JAKARTA - Sepanjang 2024, solusi keamanan bisnis Kaspersky berhasil memblokir 534.759 serangan phishing keuangan yang ditujukan pada bisnis di seluruh wilayah Asia Tenggara, mulai dari perusahaan kecil hingga perusahaan besar.
Perusahaan keamanan siber global itu mengatakan bahwa phishing keuangan secara khusus menargetkan perbankan, sistem pembayaran, dan pengecer daring, dengan membuat web palsu untuk meniru platform pembayaran sah, guna menipu korbannya.
General Manager untuk Asia Tenggara di Kaspersky, Yeo Siang Tiong mengungkapkan, banyaknya jumlah phishing finansial di Asia Tenggara disebabkan ekonomi digital karena kawasan ini sedang berkembang pesat.
“Jelas bahwa penjahat dunia maya mengeksploitasi adopsi digital yang cepat di kawasan ini, dan Perusahaan harus tetap waspada," tambah Yeo.

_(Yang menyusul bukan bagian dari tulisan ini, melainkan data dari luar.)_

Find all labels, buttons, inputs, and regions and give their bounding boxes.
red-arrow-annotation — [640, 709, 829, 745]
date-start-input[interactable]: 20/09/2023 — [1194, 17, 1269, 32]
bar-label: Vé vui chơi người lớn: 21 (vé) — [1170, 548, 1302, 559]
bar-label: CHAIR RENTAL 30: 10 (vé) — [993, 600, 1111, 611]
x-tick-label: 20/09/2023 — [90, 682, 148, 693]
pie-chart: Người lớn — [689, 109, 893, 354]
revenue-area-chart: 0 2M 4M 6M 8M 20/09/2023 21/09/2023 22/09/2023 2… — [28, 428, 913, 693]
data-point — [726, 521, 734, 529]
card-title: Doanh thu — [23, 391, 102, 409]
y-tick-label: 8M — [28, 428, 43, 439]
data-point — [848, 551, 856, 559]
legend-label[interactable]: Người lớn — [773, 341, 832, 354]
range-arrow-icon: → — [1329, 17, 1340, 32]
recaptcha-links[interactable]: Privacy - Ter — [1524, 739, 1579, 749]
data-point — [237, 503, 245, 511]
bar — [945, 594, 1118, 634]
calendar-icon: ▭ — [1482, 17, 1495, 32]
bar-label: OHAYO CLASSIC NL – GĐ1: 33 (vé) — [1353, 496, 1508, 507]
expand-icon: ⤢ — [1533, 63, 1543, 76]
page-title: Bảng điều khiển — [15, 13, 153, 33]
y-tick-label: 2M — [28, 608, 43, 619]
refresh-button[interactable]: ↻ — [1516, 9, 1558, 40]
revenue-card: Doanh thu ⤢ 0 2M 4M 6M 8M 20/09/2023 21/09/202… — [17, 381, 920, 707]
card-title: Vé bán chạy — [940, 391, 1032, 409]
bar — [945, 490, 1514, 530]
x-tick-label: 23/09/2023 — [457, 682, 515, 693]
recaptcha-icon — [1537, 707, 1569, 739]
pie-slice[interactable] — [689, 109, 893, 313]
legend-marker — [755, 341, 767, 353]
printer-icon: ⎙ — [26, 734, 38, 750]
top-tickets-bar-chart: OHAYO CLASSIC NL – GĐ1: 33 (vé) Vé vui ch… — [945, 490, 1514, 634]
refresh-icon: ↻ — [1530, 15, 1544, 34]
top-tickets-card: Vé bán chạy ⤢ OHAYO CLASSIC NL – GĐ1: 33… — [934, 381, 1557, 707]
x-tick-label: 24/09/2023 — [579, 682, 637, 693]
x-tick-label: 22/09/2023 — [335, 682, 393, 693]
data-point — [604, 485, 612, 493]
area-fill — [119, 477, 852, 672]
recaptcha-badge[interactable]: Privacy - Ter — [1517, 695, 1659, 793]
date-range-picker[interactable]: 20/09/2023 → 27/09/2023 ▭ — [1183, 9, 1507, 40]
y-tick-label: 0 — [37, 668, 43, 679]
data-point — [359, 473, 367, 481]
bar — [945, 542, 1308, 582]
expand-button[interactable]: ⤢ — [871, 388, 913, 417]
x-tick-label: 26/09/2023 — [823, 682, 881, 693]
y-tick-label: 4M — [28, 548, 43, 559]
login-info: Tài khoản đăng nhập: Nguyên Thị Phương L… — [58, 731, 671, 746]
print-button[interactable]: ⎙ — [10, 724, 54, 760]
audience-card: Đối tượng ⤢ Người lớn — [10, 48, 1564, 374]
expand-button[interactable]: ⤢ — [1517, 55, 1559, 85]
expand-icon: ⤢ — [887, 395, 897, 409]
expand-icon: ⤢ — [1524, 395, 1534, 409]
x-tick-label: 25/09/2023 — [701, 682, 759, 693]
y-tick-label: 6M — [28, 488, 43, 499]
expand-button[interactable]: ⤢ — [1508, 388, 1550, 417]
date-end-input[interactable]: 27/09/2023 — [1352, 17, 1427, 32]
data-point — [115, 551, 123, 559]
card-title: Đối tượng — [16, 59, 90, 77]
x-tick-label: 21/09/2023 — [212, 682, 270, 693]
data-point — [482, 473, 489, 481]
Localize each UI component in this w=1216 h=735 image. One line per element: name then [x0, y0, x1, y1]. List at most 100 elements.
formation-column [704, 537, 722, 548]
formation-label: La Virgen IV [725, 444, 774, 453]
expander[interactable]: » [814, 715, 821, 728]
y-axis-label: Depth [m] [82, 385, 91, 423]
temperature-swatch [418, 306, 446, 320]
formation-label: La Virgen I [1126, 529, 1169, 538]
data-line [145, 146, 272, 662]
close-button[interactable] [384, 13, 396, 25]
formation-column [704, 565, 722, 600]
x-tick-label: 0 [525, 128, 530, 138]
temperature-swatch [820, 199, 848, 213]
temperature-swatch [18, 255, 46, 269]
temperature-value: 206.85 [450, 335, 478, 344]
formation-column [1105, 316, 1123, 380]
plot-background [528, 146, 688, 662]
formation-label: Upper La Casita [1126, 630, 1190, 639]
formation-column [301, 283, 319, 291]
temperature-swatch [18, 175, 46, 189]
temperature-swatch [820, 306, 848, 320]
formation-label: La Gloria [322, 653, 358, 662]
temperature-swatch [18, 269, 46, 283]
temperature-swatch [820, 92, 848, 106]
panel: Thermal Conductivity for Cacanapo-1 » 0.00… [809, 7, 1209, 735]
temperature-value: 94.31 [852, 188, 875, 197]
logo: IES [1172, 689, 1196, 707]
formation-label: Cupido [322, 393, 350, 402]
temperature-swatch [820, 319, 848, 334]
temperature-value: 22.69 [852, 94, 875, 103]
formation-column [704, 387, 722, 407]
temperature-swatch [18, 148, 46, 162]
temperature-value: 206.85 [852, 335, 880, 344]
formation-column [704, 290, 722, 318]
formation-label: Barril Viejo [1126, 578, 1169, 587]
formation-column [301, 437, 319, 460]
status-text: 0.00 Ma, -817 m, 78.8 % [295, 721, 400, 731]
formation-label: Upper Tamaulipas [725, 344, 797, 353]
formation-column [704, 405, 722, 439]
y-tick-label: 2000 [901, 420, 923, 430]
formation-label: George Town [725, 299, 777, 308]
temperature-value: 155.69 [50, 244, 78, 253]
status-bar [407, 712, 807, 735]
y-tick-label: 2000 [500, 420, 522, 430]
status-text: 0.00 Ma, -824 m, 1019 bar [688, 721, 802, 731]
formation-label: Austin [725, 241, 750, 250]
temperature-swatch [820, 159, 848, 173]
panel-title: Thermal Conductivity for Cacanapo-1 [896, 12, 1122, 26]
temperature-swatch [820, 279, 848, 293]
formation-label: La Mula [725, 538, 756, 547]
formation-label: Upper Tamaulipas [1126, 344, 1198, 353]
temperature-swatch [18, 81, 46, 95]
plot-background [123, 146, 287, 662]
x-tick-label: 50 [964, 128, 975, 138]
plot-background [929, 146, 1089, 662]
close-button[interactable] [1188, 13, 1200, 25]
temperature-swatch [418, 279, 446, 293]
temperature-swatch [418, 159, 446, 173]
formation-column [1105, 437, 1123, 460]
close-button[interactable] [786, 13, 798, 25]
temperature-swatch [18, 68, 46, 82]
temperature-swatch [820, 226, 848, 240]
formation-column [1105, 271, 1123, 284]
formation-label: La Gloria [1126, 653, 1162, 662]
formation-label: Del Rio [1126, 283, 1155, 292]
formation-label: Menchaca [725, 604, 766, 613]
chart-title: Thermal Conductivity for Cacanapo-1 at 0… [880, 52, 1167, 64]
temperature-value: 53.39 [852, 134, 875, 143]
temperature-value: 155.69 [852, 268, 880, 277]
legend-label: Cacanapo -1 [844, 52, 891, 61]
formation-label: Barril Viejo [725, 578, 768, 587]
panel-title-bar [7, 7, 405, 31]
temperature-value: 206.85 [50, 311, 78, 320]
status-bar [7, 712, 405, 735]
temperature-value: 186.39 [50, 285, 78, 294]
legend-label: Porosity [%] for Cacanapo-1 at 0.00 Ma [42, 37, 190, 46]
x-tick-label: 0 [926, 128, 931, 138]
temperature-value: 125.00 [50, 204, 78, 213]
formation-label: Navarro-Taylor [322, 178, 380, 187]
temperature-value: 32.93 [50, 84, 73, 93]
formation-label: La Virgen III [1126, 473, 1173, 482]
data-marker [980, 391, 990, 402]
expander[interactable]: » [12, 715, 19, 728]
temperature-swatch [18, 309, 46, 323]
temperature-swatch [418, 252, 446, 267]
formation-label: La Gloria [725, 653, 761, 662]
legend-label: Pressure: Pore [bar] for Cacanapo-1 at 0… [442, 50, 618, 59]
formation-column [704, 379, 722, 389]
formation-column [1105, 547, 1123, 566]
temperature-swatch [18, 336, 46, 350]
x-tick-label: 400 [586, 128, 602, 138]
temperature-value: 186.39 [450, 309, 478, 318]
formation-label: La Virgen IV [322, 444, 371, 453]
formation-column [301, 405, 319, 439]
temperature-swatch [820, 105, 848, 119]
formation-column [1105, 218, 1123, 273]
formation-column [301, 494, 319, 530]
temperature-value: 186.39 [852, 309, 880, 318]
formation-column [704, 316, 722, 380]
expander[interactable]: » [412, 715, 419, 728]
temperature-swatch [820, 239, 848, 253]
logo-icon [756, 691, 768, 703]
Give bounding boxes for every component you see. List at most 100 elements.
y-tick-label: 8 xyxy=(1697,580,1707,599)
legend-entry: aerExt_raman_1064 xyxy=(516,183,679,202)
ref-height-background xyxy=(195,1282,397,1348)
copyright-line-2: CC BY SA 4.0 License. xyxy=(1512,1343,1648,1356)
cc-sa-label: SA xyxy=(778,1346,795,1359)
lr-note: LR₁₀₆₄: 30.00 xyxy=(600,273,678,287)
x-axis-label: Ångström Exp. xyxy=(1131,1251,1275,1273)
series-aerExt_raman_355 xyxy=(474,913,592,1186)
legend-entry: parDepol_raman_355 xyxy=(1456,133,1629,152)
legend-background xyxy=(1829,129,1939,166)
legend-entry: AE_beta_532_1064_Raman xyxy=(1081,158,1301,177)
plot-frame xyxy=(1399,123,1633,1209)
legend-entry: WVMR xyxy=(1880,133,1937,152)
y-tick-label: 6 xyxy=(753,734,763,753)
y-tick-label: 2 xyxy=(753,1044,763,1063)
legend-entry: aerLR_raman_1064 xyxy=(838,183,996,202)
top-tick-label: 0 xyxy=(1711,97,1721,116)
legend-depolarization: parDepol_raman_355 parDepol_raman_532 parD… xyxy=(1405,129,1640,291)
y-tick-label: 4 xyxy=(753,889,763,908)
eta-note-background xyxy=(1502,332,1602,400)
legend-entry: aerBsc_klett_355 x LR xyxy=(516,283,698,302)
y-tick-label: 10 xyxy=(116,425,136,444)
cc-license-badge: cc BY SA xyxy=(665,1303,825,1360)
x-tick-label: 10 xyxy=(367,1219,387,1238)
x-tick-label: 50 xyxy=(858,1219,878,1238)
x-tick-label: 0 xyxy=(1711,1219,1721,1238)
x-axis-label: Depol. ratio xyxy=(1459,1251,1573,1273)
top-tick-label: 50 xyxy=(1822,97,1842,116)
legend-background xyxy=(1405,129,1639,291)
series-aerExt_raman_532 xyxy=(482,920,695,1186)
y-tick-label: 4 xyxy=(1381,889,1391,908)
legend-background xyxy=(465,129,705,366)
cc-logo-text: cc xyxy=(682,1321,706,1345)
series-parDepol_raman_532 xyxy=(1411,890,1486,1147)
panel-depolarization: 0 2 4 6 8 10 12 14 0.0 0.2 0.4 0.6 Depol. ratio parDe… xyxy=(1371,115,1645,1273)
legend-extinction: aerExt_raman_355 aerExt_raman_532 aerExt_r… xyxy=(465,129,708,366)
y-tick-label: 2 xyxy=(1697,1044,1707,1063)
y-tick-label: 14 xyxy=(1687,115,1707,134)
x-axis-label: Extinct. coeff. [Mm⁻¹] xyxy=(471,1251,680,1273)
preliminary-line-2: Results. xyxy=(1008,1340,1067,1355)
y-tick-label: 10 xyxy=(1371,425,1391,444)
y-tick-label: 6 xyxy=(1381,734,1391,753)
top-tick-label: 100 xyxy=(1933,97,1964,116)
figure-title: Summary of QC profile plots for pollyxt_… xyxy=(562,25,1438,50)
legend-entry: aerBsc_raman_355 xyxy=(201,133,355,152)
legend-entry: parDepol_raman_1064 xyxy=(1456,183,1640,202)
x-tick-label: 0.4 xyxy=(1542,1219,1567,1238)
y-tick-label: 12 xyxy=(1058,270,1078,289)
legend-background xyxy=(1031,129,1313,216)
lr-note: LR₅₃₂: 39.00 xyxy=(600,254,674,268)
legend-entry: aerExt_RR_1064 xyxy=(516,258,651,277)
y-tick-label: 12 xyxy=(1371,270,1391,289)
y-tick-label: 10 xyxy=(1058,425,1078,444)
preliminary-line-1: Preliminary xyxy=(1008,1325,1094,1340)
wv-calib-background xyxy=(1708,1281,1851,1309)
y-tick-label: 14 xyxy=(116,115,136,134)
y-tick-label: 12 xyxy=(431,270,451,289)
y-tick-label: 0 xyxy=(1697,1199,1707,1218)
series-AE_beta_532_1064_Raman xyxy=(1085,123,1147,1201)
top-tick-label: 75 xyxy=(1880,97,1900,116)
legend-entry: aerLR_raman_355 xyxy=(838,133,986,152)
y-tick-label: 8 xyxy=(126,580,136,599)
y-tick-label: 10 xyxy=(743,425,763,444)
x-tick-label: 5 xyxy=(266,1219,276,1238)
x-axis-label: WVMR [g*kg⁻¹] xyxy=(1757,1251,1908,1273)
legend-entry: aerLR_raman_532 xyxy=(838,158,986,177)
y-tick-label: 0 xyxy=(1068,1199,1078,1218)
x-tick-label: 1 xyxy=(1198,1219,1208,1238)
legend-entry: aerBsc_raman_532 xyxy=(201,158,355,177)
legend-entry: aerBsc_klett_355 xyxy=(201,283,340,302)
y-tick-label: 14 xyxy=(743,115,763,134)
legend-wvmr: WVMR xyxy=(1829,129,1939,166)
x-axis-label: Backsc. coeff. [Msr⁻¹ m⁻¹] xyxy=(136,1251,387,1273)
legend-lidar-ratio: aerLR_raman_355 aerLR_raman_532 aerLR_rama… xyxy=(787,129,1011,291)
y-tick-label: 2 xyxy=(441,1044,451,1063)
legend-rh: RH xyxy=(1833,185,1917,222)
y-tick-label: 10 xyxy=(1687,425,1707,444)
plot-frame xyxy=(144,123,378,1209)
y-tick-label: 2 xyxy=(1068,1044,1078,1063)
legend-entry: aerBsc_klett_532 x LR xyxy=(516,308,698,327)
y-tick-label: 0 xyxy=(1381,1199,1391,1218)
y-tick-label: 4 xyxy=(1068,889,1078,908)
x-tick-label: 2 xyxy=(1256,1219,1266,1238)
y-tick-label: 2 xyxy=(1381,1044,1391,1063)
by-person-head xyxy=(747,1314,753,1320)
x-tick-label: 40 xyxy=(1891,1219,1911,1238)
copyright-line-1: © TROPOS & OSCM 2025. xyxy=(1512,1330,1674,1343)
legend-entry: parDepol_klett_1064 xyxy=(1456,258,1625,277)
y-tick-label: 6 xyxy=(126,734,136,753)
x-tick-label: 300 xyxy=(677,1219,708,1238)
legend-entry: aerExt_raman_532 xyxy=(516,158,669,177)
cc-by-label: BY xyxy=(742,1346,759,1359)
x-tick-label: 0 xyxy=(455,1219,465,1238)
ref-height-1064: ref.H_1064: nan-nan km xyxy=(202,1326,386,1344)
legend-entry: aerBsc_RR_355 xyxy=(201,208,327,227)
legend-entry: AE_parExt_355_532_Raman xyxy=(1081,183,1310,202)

Adapun jumlah tertinggi upaya phishing keuangan yang menargetkan bisnis di wilayah Asia Tenggaara terdeteksi di Thailand (247.560 serangan), diikuti oleh Indonesia (85.908 serangan), dan Malaysia (64.779 serangan).
“Sekarang, lebih dari sebelumnya, sangat penting bagi bisnis di sini untuk memiliki alat yang tepat dan akses ke intelijen ancaman waktu nyata yang mereka butuhkan untuk tetap unggul dari ancaman ini,” pungkas Yeo.
BACA JUGA:
Untuk menghindari menjadi korban penipuan berbasis phishing, para ahli Kaspersky menyarankan hal-hal berikut untuk individu:
- Buka email dan klik tautan hanya jika Anda yakin dapat mempercayai pengirimnya
- Jika pengirimnya sah, tetapi isi pesannya tampak aneh, sebaiknya periksa pengirimnya melalui cara komunikasi alternatif
- Periksa ejaan URL situs web jika Anda menduga tengah dihadapkan pada halaman phishing
- Gunakan solusi keamanan yang andal saat menjelajahi web untuk menemukan dan memblokir upaya spam dan phishing.